A move to change a high school team name to be more inclusive has sparked death threats, a stalking charge and likely contributed to the defeat of the school budget twice in a Vermont community that has long supported education.
The South Burlington School Board voted unanimously in February to drop the “Rebel” name at the high school this fall because of previous connections to the Confederacy. But some alumni and parents say the name change is unnecessary and if the school board wants to change it, it should be put to a public vote.
The school board declined during its Wednesday meeting to allow voters to make that decision.
“The rebel name to me means pride. It had nothing to do with the Confederacy,” Stacey Savage, an alumnae, whose kids have also gone through the school system, said after the meeting. She’s part of a group that opposes the name change and said it may seek legal action.
The move to change the name came about because of a gradual shift in the largely white school, whose population is now nearly 20 percent nonwhite, said South Burlington High School Interim Principal Patrick Phillips. He said the nickname has created discomfort for some students.
Superintendent David Young told the school board in February that it had become “crystal clear” to him that the nickname “is interfering with all students’ ability to feel safe and included in our schools. That is unacceptable to me and should be unacceptable to everyone.”
Some schools, colleges and professional teams have retired Native American nicknames or mascots deemed offensive. The College of Holy Cross, in Worchester, Massachusetts, will examine its Crusader mascot starting in the fall.
School team names typically have a long history and heritage and emanate from tradition, said Bruce Howard, of the National Federation of State High School Associations.
“I think certainly schools sometimes have to be open to whether the climate’s changed,” he said.
South Burlington once had a mascot that resembled a so-called rebel Southern soldier from the Civil War. The mascot is long retired and now just the name exists, as well as strong feelings about it.
In February, Principal Patrick Burke, the high school’s principal currently on a leave of absence, said he didn’t think the Rebel name is racist or bad.
“But because we cannot escape the unfortunate historical Confederate context going forward, it’s no longer a symbol the SBHS of today can 100 percent rally around,” he added.
A member of a group opposed to the name change was charged in March with threatening a student over the student’s position about the change.
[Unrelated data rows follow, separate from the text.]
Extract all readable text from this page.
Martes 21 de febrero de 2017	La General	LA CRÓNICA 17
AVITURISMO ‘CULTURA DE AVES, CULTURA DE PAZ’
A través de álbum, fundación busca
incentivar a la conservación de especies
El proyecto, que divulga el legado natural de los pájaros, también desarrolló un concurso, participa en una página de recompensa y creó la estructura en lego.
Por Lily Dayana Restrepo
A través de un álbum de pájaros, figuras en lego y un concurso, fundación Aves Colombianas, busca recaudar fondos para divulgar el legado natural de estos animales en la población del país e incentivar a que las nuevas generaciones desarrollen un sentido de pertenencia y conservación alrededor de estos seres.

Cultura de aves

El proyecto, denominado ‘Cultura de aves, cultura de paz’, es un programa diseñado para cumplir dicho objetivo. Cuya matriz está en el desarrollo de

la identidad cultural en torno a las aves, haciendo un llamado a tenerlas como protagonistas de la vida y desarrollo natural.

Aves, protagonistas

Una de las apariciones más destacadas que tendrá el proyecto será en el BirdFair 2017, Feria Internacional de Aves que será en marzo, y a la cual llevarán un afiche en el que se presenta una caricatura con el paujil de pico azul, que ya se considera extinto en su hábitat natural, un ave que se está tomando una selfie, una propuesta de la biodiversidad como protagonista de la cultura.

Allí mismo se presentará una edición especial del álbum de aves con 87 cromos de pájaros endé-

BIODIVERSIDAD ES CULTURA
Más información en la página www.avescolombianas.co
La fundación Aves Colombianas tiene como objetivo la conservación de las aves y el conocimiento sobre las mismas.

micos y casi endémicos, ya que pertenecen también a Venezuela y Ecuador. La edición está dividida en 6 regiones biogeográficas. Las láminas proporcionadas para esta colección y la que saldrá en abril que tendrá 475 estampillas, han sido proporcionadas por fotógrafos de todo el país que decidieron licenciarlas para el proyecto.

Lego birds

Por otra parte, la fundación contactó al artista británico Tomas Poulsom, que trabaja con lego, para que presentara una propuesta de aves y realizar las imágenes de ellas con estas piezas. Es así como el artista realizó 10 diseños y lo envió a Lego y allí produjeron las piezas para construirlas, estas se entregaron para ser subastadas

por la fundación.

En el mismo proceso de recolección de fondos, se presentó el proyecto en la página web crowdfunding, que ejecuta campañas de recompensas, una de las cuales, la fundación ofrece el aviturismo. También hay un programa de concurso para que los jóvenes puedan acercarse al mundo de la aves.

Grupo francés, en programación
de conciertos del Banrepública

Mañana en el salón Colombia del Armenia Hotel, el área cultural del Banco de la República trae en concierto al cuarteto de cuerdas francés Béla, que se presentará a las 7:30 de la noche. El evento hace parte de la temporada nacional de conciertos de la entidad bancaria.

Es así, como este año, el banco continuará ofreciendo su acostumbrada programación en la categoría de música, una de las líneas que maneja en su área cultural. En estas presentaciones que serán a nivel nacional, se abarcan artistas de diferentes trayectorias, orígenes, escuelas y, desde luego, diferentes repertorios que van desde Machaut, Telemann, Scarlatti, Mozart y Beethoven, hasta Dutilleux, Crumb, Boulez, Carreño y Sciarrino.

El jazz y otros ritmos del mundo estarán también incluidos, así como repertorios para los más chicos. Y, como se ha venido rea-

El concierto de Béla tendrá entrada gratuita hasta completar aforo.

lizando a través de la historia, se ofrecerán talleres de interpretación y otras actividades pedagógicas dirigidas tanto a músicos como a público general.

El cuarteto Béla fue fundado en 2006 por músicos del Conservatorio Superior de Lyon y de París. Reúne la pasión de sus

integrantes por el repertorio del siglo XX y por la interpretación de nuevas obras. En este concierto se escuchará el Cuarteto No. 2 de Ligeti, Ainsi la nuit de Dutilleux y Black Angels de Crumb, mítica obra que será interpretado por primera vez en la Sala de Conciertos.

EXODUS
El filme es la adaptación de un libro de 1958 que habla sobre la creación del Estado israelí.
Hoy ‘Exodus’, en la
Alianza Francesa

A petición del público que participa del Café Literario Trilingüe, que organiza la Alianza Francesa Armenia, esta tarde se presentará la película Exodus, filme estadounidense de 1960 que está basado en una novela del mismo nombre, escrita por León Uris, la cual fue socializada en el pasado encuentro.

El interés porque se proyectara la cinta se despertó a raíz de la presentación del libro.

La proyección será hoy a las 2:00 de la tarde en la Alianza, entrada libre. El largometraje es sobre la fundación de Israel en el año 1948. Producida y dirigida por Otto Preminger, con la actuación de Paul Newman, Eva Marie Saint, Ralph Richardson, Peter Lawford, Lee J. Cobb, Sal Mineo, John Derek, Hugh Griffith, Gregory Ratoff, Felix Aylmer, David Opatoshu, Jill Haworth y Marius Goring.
On Friday, an 18-year-old student pleaded not guilty in federal court to making death threats to students and staff at the high school, causing three lockdowns and class cancellation. The Burlington Free Press reported that one of the email threats discussed the Rebel name change.
The community has twice rejected school budgets in recent months and Phillips thinks the name change and associated costs — around $ 50,000 — has probably contributed to the defeats.
A third vote on a revised budget that removes the name change expense takes place in June.
At Wednesday’s meeting, resident Claudia Berger pressed the board to allow voters to decide.
“I urge you to again put this to a binding vote and I think we will get the healing that we need,” she said.
The board declined, saying officials made the decision based on the best interest of the student body.
Fellow resident Sandy Dooley said she was opposed to a public vote on an issue that she said is a student’s right.
“I think that every student, every child who participates in our education programs here in South Burlington has a right to be in an environment that in every respect supports his or her opportunity to take full advantage of what we’re offering here. And I think there’s ample evidence that the ‘Rebel’ identifier interferes with that,” she said.
A new nickname has not been decided.